Download a large amount of data in CSV from Rails

I’ve just had to re-write an export script because the application now needed to be able to download 14000 records in CSV format.
Originally I was reading all the records (with multiple joins) and then creating a csv string and then writing it to the response using send_data.

The original code

This is a simplified version of my code

accounts = Account.find(:all)
csv_string = FasterCSV.generate do |csv|
  accounts.each do |account|
    csv << [account.id, account.name]
  end
end
send_data csv_string, :filename => 'accounts.csv',
                      :type => 'text/csv',
                      :disposition => 'attachment'

My first thought was to stream the data using

send_file_headers!  :filename => 'accounts.csv',
                    :type => 'text/csv',
                    :disposition => 'attachment'
render :text => Proc.new {|response, output|
  ...
}

The problem with this is that send_file_headers! requires that the :length option be set. I also was running into the problem of loading 14000 records into memory before iterating over them.

For the memory problem, I considered using the new Model.find_in_batches but I needed to join tables and use some complicated conditions.

The solution

I finally settled on chunked reading of the data from the database and a more explicit use of render :text => Proc…

require 'fastercsv'
def download
  filename = 'accounts.csv'
  headers.merge!(
    'Content-Type' => 'text/csv',
    'Content-Disposition' => "attachment; filename=\"#{filename}\"",
    'Content-Transfer-Encoding' => 'binary'
  )
  @performed_render = false

  render :status => 200, :text => Proc.new { |response, output|
    headings = ["ID", "Name"]
    output.write FasterCSV.generate_line(headings)

    last_account_id = 0
    while last_account_id do
      accounts = Account.find(:all,
                              :conditions => ["accounts.id > ?", last_account_id],
                              :order => 'accounts.id',
                              :limit => 1000)

      last_account_id = accounts.size > 0 ? accounts[-1].id : nil

      accounts.each { |account|
        data = [account.id, account.name]
        output.write FasterCSV.generate_line(data)
      }
    end
  }
end

I hope this useful for you, if you have any questions, please ask in the comments.

Comments (9)

PeterJune 3rd, 2009 at 19:14

Interesting; what does the @performed_render do?
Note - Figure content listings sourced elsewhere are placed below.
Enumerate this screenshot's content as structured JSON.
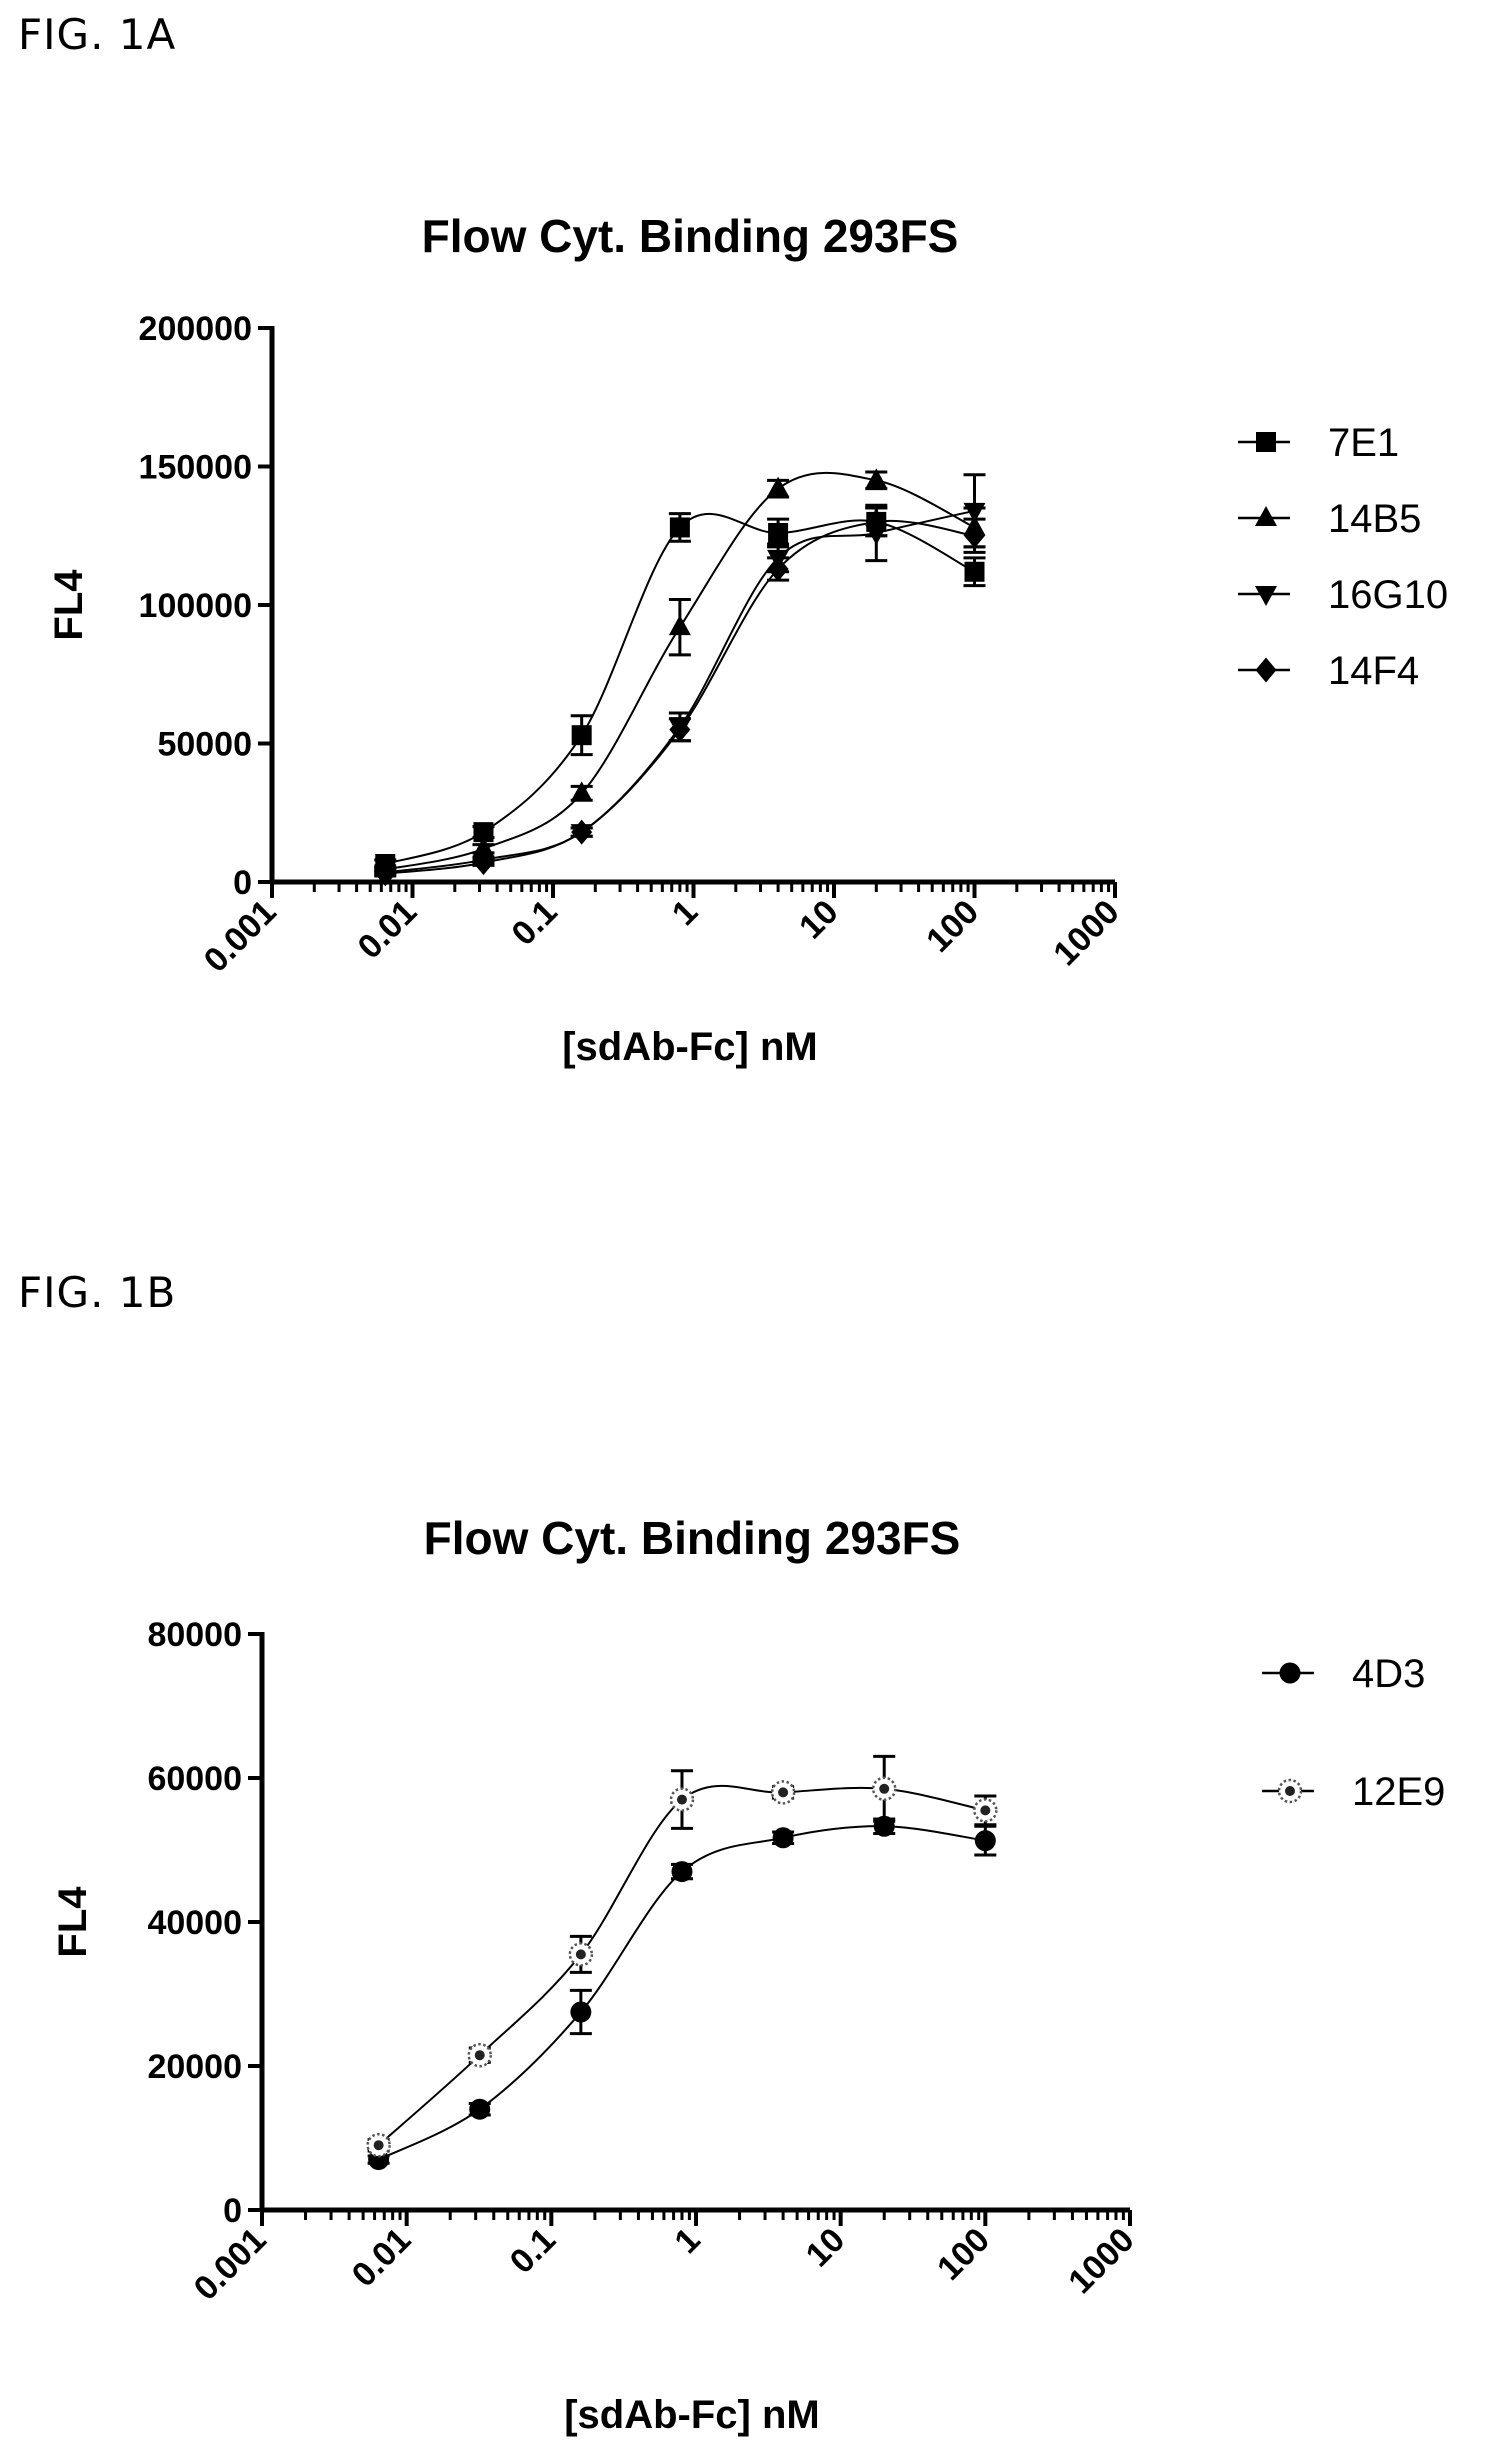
{
  "figures": [
    {
      "label": "FIG. 1A",
      "chart_data": {
        "type": "scatter",
        "title": "Flow Cyt. Binding 293FS",
        "xlabel": "[sdAb-Fc] nM",
        "ylabel": "FL4",
        "xscale": "log",
        "xlim": [
          0.001,
          1000
        ],
        "ylim": [
          0,
          200000
        ],
        "xticks": [
          "0.001",
          "0.01",
          "0.1",
          "1",
          "10",
          "100",
          "1000"
        ],
        "yticks": [
          "0",
          "50000",
          "100000",
          "150000",
          "200000"
        ],
        "legend_position": "right",
        "x": [
          0.0064,
          0.032,
          0.16,
          0.8,
          4,
          20,
          100
        ],
        "series": [
          {
            "name": "7E1",
            "marker": "square",
            "values": [
              6500,
              18000,
              53000,
              128000,
              126000,
              130000,
              112000
            ],
            "errors": [
              1500,
              2000,
              7000,
              5000,
              5000,
              5000,
              5000
            ]
          },
          {
            "name": "14B5",
            "marker": "triangle-up",
            "values": [
              4500,
              12000,
              32000,
              92000,
              142000,
              145000,
              128000
            ],
            "errors": [
              1000,
              1500,
              2500,
              10000,
              3000,
              3000,
              7000
            ]
          },
          {
            "name": "16G10",
            "marker": "triangle-down",
            "values": [
              3500,
              8000,
              18000,
              56000,
              117000,
              126000,
              134000
            ],
            "errors": [
              800,
              1000,
              1500,
              5000,
              5000,
              10000,
              13000
            ]
          },
          {
            "name": "14F4",
            "marker": "diamond",
            "values": [
              3000,
              7000,
              18000,
              55000,
              113000,
              130000,
              125000
            ],
            "errors": [
              800,
              1000,
              1500,
              4000,
              4000,
              5000,
              6000
            ]
          }
        ]
      }
    },
    {
      "label": "FIG. 1B",
      "chart_data": {
        "type": "scatter",
        "title": "Flow Cyt. Binding 293FS",
        "xlabel": "[sdAb-Fc] nM",
        "ylabel": "FL4",
        "xscale": "log",
        "xlim": [
          0.001,
          1000
        ],
        "ylim": [
          0,
          80000
        ],
        "xticks": [
          "0.001",
          "0.01",
          "0.1",
          "1",
          "10",
          "100",
          "1000"
        ],
        "yticks": [
          "0",
          "20000",
          "40000",
          "60000",
          "80000"
        ],
        "legend_position": "right",
        "x": [
          0.0064,
          0.032,
          0.16,
          0.8,
          4,
          20,
          100
        ],
        "series": [
          {
            "name": "4D3",
            "marker": "circle",
            "values": [
              7000,
              14000,
              27500,
              47000,
              51700,
              53300,
              51300
            ],
            "errors": [
              500,
              800,
              3000,
              1000,
              800,
              1000,
              2000
            ]
          },
          {
            "name": "12E9",
            "marker": "dotted-circle",
            "values": [
              9000,
              21500,
              35500,
              57000,
              58000,
              58500,
              55500
            ],
            "errors": [
              800,
              1000,
              2500,
              4000,
              800,
              4500,
              2000
            ]
          }
        ]
      }
    }
  ]
}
I think I get the idea, but can you explain a little more explicitly (or link to) how the Proc approach allows you to stream the results?
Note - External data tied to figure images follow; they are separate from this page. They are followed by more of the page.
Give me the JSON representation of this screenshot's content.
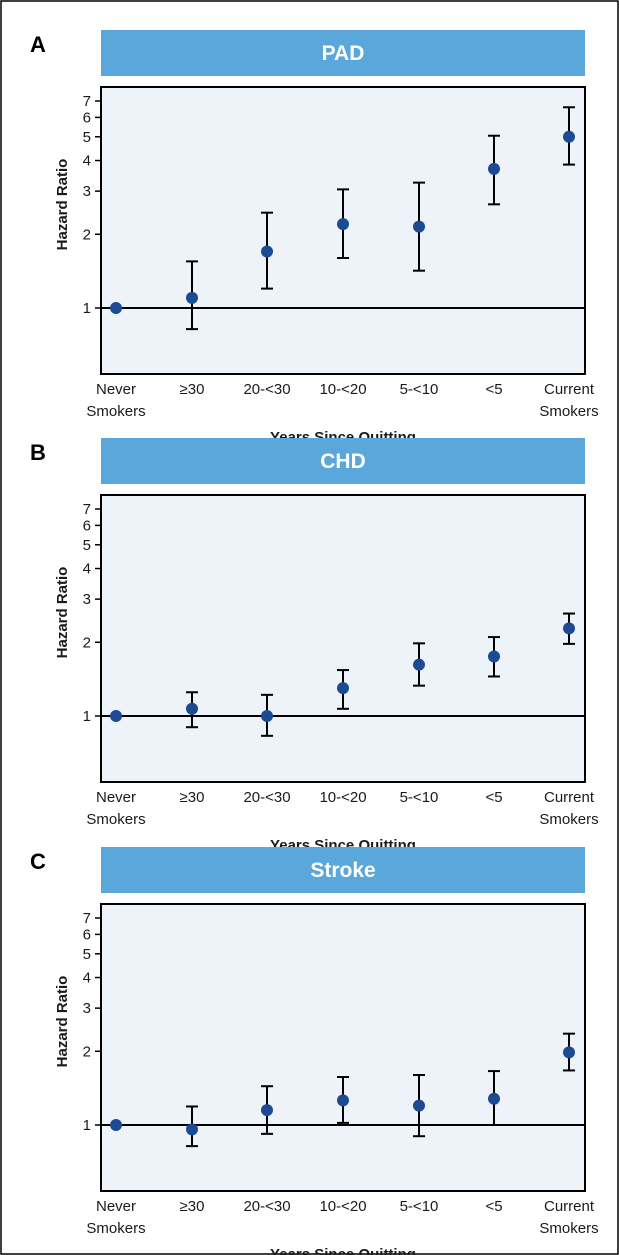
{
  "colors": {
    "banner": "#5aa7dc",
    "plot_bg": "#eef3f9",
    "marker": "#1c4a93",
    "line": "#000000"
  },
  "chart_data": [
    {
      "type": "scatter",
      "panel_letter": "A",
      "title": "PAD",
      "xlabel": "Years Since Quitting",
      "ylabel": "Hazard Ratio",
      "y_scale": "log",
      "ylim": [
        0.8,
        8
      ],
      "yticks": [
        1,
        2,
        3,
        4,
        5,
        6,
        7
      ],
      "reference_line": 1,
      "categories": [
        "Never\nSmokers",
        "≥30",
        "20-<30",
        "10-<20",
        "5-<10",
        "<5",
        "Current\nSmokers"
      ],
      "values": [
        1.0,
        1.1,
        1.7,
        2.2,
        2.15,
        3.7,
        5.0
      ],
      "ci_lower": [
        1.0,
        0.82,
        1.2,
        1.6,
        1.42,
        2.65,
        3.85
      ],
      "ci_upper": [
        1.0,
        1.55,
        2.45,
        3.05,
        3.25,
        5.05,
        6.6
      ]
    },
    {
      "type": "scatter",
      "panel_letter": "B",
      "title": "CHD",
      "xlabel": "Years Since Quitting",
      "ylabel": "Hazard Ratio",
      "y_scale": "log",
      "ylim": [
        0.8,
        8
      ],
      "yticks": [
        1,
        2,
        3,
        4,
        5,
        6,
        7
      ],
      "reference_line": 1,
      "categories": [
        "Never\nSmokers",
        "≥30",
        "20-<30",
        "10-<20",
        "5-<10",
        "<5",
        "Current\nSmokers"
      ],
      "values": [
        1.0,
        1.07,
        1.0,
        1.3,
        1.62,
        1.75,
        2.28
      ],
      "ci_lower": [
        1.0,
        0.9,
        0.83,
        1.07,
        1.33,
        1.45,
        1.97
      ],
      "ci_upper": [
        1.0,
        1.25,
        1.22,
        1.54,
        1.98,
        2.1,
        2.62
      ]
    },
    {
      "type": "scatter",
      "panel_letter": "C",
      "title": "Stroke",
      "xlabel": "Years Since Quitting",
      "ylabel": "Hazard Ratio",
      "y_scale": "log",
      "ylim": [
        0.8,
        8
      ],
      "yticks": [
        1,
        2,
        3,
        4,
        5,
        6,
        7
      ],
      "reference_line": 1,
      "categories": [
        "Never\nSmokers",
        "≥30",
        "20-<30",
        "10-<20",
        "5-<10",
        "<5",
        "Current\nSmokers"
      ],
      "values": [
        1.0,
        0.96,
        1.15,
        1.26,
        1.2,
        1.28,
        1.98
      ],
      "ci_lower": [
        1.0,
        0.82,
        0.92,
        1.02,
        0.9,
        1.0,
        1.67
      ],
      "ci_upper": [
        1.0,
        1.19,
        1.44,
        1.57,
        1.6,
        1.66,
        2.36
      ]
    }
  ]
}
You could probably use some of the pagination plugins to handle the batch loading nicely. E.g., with will_paginate:

accounts = Account.paginated_each(:conditions => {…}, :per_page => 1000) do |account|

Scott TadmanJune 3rd, 2009 at 19:54

Loading all the models and then extracting two fields seems like an enormous waste of resources. It may be more efficient to simply load the columns using raw SQL and the select_rowss method, which can be significantly faster on any table that has BLOB columns.
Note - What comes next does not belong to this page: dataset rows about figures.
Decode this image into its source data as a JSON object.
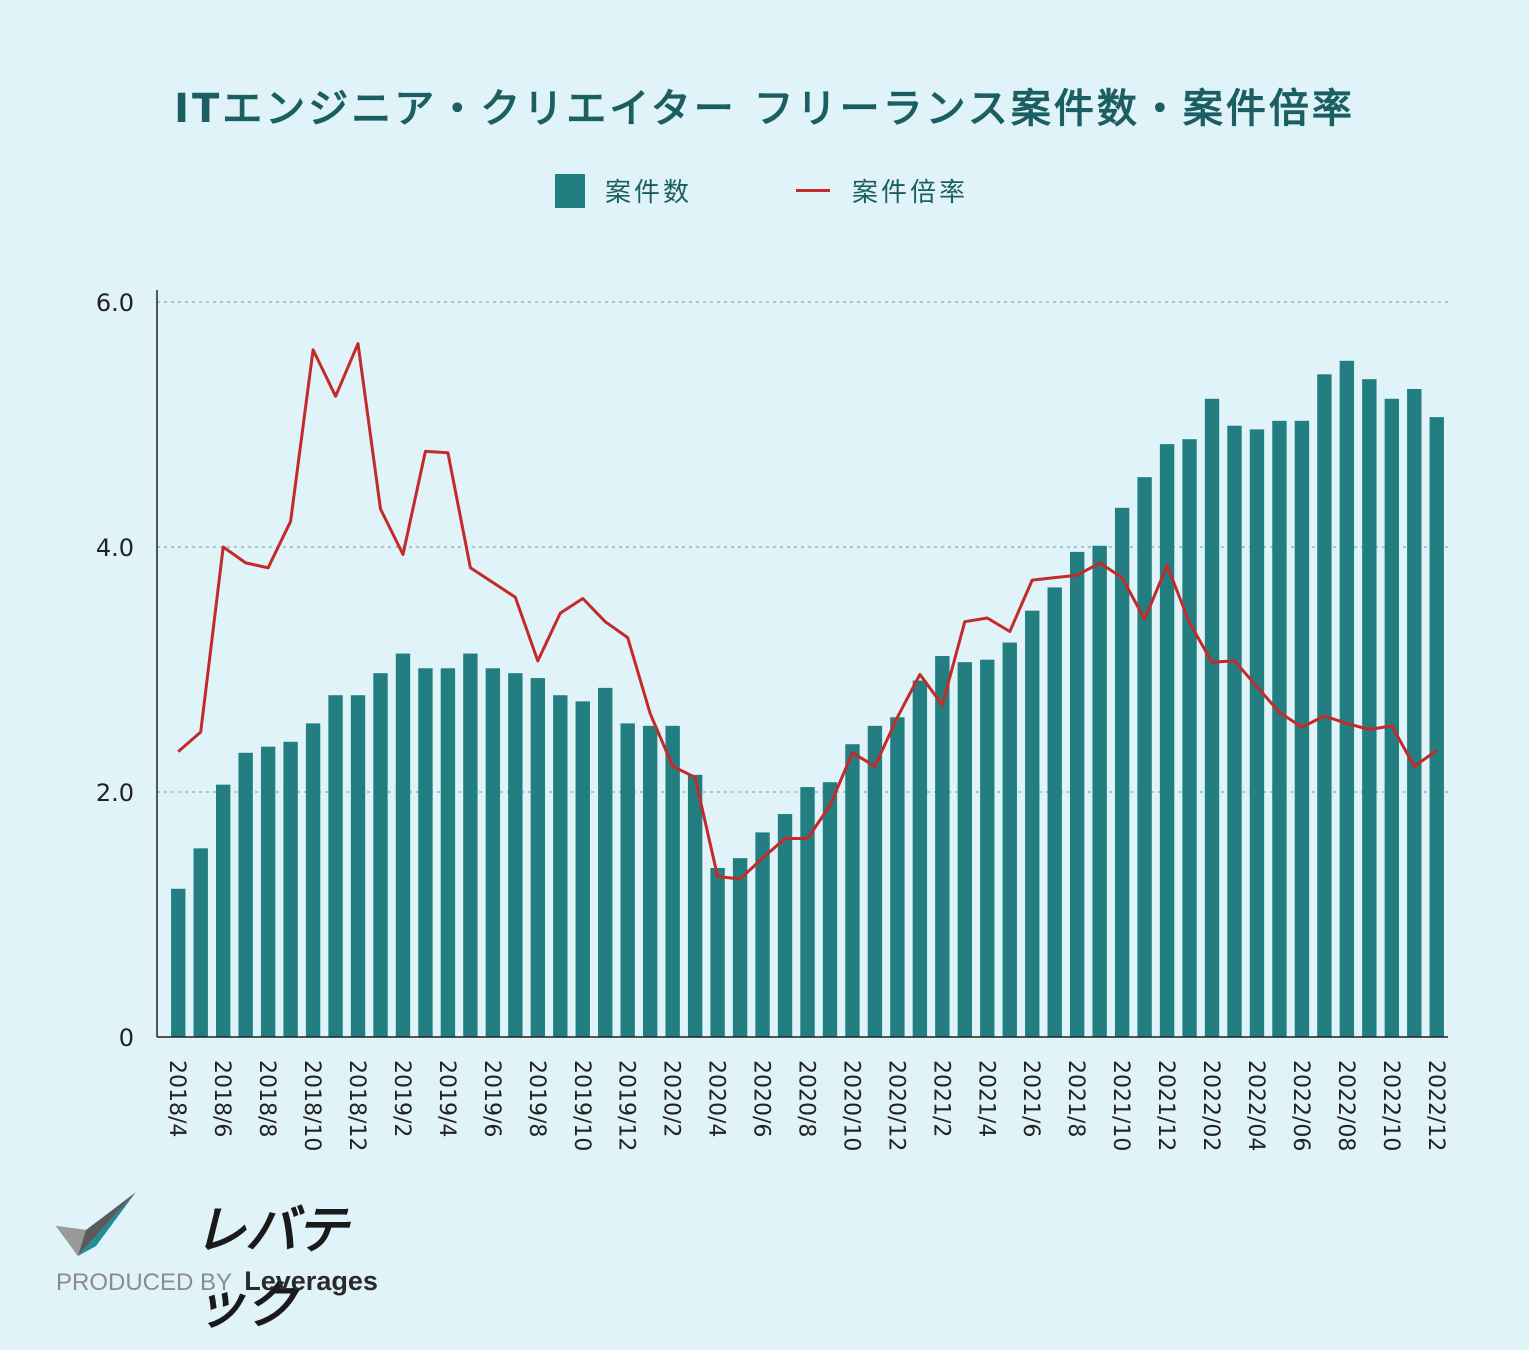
{
  "chart_data": {
    "type": "bar",
    "title": "ITエンジニア・クリエイター フリーランス案件数・案件倍率",
    "ylim": [
      0,
      6
    ],
    "yticks": [
      "0",
      "2.0",
      "4.0",
      "6.0"
    ],
    "ytick_values": [
      0,
      2,
      4,
      6
    ],
    "grid": true,
    "legend_position": "top",
    "series": [
      {
        "name": "案件数",
        "type": "bar",
        "color": "#237e82",
        "values": [
          1.21,
          1.54,
          2.06,
          2.32,
          2.37,
          2.41,
          2.56,
          2.79,
          2.79,
          2.97,
          3.13,
          3.01,
          3.01,
          3.13,
          3.01,
          2.97,
          2.93,
          2.79,
          2.74,
          2.85,
          2.56,
          2.54,
          2.54,
          2.14,
          1.38,
          1.46,
          1.67,
          1.82,
          2.04,
          2.08,
          2.39,
          2.54,
          2.61,
          2.91,
          3.11,
          3.06,
          3.08,
          3.22,
          3.48,
          3.67,
          3.96,
          4.01,
          4.32,
          4.57,
          4.84,
          4.88,
          5.21,
          4.99,
          4.96,
          5.03,
          5.03,
          5.41,
          5.52,
          5.37,
          5.21,
          5.29,
          5.06
        ]
      },
      {
        "name": "案件倍率",
        "type": "line",
        "color": "#c52a2a",
        "values": [
          2.33,
          2.49,
          4.0,
          3.87,
          3.83,
          4.21,
          5.61,
          5.23,
          5.66,
          4.31,
          3.94,
          4.78,
          4.77,
          3.83,
          3.71,
          3.59,
          3.07,
          3.46,
          3.58,
          3.39,
          3.26,
          2.64,
          2.21,
          2.12,
          1.31,
          1.29,
          1.46,
          1.62,
          1.62,
          1.89,
          2.32,
          2.21,
          2.61,
          2.96,
          2.71,
          3.39,
          3.42,
          3.31,
          3.73,
          3.75,
          3.77,
          3.87,
          3.75,
          3.41,
          3.85,
          3.38,
          3.06,
          3.07,
          2.86,
          2.65,
          2.53,
          2.62,
          2.56,
          2.51,
          2.54,
          2.21,
          2.34
        ]
      }
    ],
    "categories": [
      "2018/4",
      "",
      "2018/6",
      "",
      "2018/8",
      "",
      "2018/10",
      "",
      "2018/12",
      "",
      "2019/2",
      "",
      "2019/4",
      "",
      "2019/6",
      "",
      "2019/8",
      "",
      "2019/10",
      "",
      "2019/12",
      "",
      "2020/2",
      "",
      "2020/4",
      "",
      "2020/6",
      "",
      "2020/8",
      "",
      "2020/10",
      "",
      "2020/12",
      "",
      "2021/2",
      "",
      "2021/4",
      "",
      "2021/6",
      "",
      "2021/8",
      "",
      "2021/10",
      "",
      "2021/12",
      "",
      "2022/02",
      "",
      "2022/04",
      "",
      "2022/06",
      "",
      "2022/08",
      "",
      "2022/10",
      "",
      "2022/12"
    ]
  },
  "logo": {
    "name": "レバテック",
    "produced_by": "PRODUCED BY",
    "brand": "Leverages"
  }
}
Account.connection.select_rows(”SELECT id, name FROM #{Account.table_name} ORDER id”).each do |row|
output.write(FasterCSV.generate_line(row))
end

Eric LitwinJune 3rd, 2009 at 23:57

I have been having this same problem with CSV exports - I have a case where there are 30000+ records of 60+ fields per record. Needless to say, it takes a long time and usually ends up timing out in production (usually after Nginx has spawned it multiple times eating up all my Mongrel instances).

I’m going to try this out - it seems much simpler than using the queing/scheduling solution I was investigating.

Mason JonesJune 4th, 2009 at 01:15

I had to do something similar to generate an Excel file using a CSV input, and what I ended up doing was to generate the file to disk under an Apache doc root, and then do a redirect to the URL for the file so I could let Apache handle getting the actual file to the browser instead of having Rails wait (some of the users had very slow connections).

Eric LitwinJune 4th, 2009 at 02:23

This improves the memory usage quite a bit, but I should have realized from reading the code that it wouldn’t really do anything to improve the overall processing time.

When I combined this with the connection.select_rows suggestion (thanks Scott), I saw both a big memory and processing time reduction.

BlytheJune 4th, 2009 at 19:41

Yah I ran into some trouble with sending and building large files (around 250k records) and ended up using nginx version of X-Send-File. You basically create a file and point (nginx or apache) to it. http://spongetech.wordpress.com/2007/11/13/the-complete-nginx-solution-to-sending-flowers-and-files-with-rails/
Also for exporting files, try ArDumper. http://github.com/blythedunham/ar_dumper
There is a paginated version that writes to a file to avoid running out of memory which I then sent off to nginx. Much slower than direct DB export but super customizable.
Book.dump :csv, :except => [:topic_id], :methods [:foo, :bar], :proc => {:superproc => Proc.new {|dump_options| “HI!” }

Kamil KukuraJune 7th, 2009 at 20:56

For chunked processing you may use http://afreshcup.com/2009/02/23/rails-23-batch-finding/

DavidJuly 10th, 2009 at 02:06

Anyone else having problems with IE (6 and 7 at least) borking on such downloads?

Andrew TimberlakeJuly 10th, 2009 at 10:21

Hi David
I haven’t tested this on anything but Firefox because the app I wrote it for is used in a closed environment.
One thing I did notice is that if you use a download manager, the server gets asked for the data twice which can be a problem.
Not sure if IE might be doing something similar